The present invention relates to a combined tool for precision boring and burnishing tubular workpieces.
Inner surfaces of bores requiring a high surface quality are mostly produced in three steps, that is preboring, finish boring, and honing.
Since honing is a very time consuming method attempts have been made to replace this honing step by a less time-consuming one.
The honing step has therefore been replaced by a step of smooth rolling or burnishing the inner surface of a tubular workpiece. In this way, the manufacture of high quality bores, as for instance required for cylinder bores of pneumatic or hydraulic cylinders, has been considerably reduced in cost. In principles, one can therefore divide the manufacture of such bores into a material removing step and a non-cutting finishing step.
The German patent 958,896 discloses a combined tool for carrying out these two steps in a single operation. Thereby it is assumed that the workpieces which are to be machined with such a combined tool are already provided with an internal bore, that is that the above-mentioned first step of preboring is already carried out before the tool is used.
Further developed tools of the aforementioned kind are disclosed in the German Offenlegungsschrift No. 2,209,234.
In these known tools, the boring head is rigidly connected with the trailing burnishing head.
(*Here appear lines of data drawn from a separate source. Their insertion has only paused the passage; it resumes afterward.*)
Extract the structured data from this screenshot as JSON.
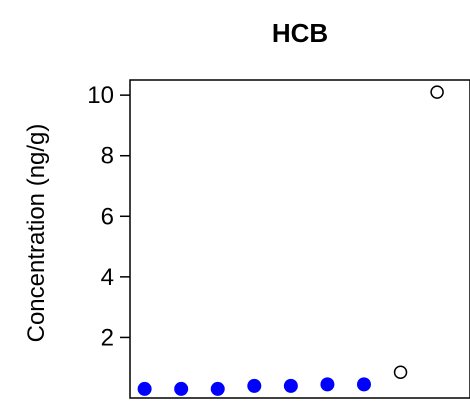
{
  "chart_data": {
    "type": "scatter",
    "title": "HCB",
    "xlabel": "",
    "ylabel": "Concentration (ng/g)",
    "ylim": [
      0.0,
      10.5
    ],
    "xlim": [
      0.6,
      9.9
    ],
    "yticks": [
      2,
      4,
      6,
      8,
      10
    ],
    "grid": false,
    "legend": "none",
    "series": [
      {
        "marker": "filled-circle",
        "color": "#0000ff",
        "x": [
          1,
          2,
          3,
          4,
          5,
          6,
          7
        ],
        "y": [
          0.3,
          0.3,
          0.3,
          0.4,
          0.4,
          0.45,
          0.45
        ]
      },
      {
        "marker": "open-circle",
        "color": "#000000",
        "x": [
          8,
          9
        ],
        "y": [
          0.85,
          10.1
        ]
      }
    ]
  }
}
This combined tool is, for instance, during use in a known boring machine, rigidly connected with the boring bar. The tubular workpiece to be machined is mounted between two cones of a common boring machine and rotated by means of a driver. The precision boring head is provided with guide bars which abut against the inner surface of the bore formed in the cylinder to be machined. When the combined tool is advanced by the boring bar, the knives on the boring head will machine the preformed cylinder bore to a predetermined inner diameter. During further advance of the combined tool by means of the boring bar, the rollers of the burnishing head will engage the inner cylindrical surface of the workpiece and roll this surface smooth. The problem of properly removing the shavings produced by the combined tool is solved in accordance with the teachings of the mentioned German Offenlegungsschrift No. 2,209,234.
While properly removing of the chips or borings formed by the combined tool does not provide any difficulties any longer, the aforementioned described combined tool is, while being located in the bore to be machined, statically overdefined, which results in a considerable wear on the guide bars of the boring head. In addition, the thus-constructed tool is subjected to oscillations which leave marks on the surface to be machined, which are not completely eliminated by the subsequent rolling operation.
The combined precision boring and burnishing tool in which the boring head and the burnishing head are rigidly connected to each other is guided in the bore to be machined on the one hand by the guide bars of the boring head and on the other hand by the rolls of the burnishing head. The combined tool is, however, also rigidly connected with the boring bar which, on the one hand, is supported and guided at a portion distant from the tool in the stuffing box of an apparatus for feeding boring oil into the hollow bore bar and, on the other hand, by its connection with the combined tool through the rolls of the burnishing head. Due to misalignment between the axis of the workpiece and the axis of the machine tool on the one hand, and due to the considerable weight of the boring bar on the other hand, the latter, thus supported between two points may be bent in any plane. The connection between the combined tool and the boring bar is then, when the combined tool is located in the bore to be machined, subjected to bending and shearing forces. This will result in that the combined tool, located in the bore to be machined, will also be bent, in a direction opposite to the bending of the boring bar. This in turn will result into an undesired tilting of the cutting knives of the boring head and in addition in undesired change of the tearshaped impressions which the rolls of the burnishing head produce on the surface to be finished. The radial forces which the workpiece produces in the tool during bending of the combined boring and burnishing tool will also lead to a premature wear on the guide bars and on the burnishing rolls. The thus-produced force by the bent boring rod and by the bent tool onto the workpiece will often result in rifling and chattering conditions which cannot be properly suppressed.
A further tool for precision boring and burnishing of tubular workpieces is disclosed in the German Gebrauchsmuster No. 7,344,800. In this known tool, the inner surface of the workpiece is precision bored while the combined tool advances into the bore to be machined and, during the subsequent withdrawal of the combined tool, in which the knives on the boring head are removed, the thus-precision bored inner surface is rolled smoothly by the rolls of the burnishing tool. During the advance of the combined tool, the burnishing rollers are not in contact with the workpiece and during retraction of the tool, the knives of the burnishing head, which have been removed, are evidently not in contact with the workpiece. During operation of this tool, there will not arise a statically overdefined situation, and while the combined tool may tilt with respect to the axis of the tubular workpiece, such tilting will not produce any detrimental effects.
A disadvantage of the last-mentioned tool, as compared with the first-described tools is, that the necessary time for finishing the workpiece is considerably increased. Whereas in the first-described tools, the bore to be machined is precision bored and smoothly rolled during advance of the tool into the workpiece and the withdrawal of the tool can therefore be produced at considerably greater speed, in the last-mentioned tool the speed at which the workpiece has to be retracted has to be the same as the speed in which the workpiece is advanced, which evidently increases the necessary time for finishing the workpiece.
Therefore, the last-mentioned tool has not found great use in the art.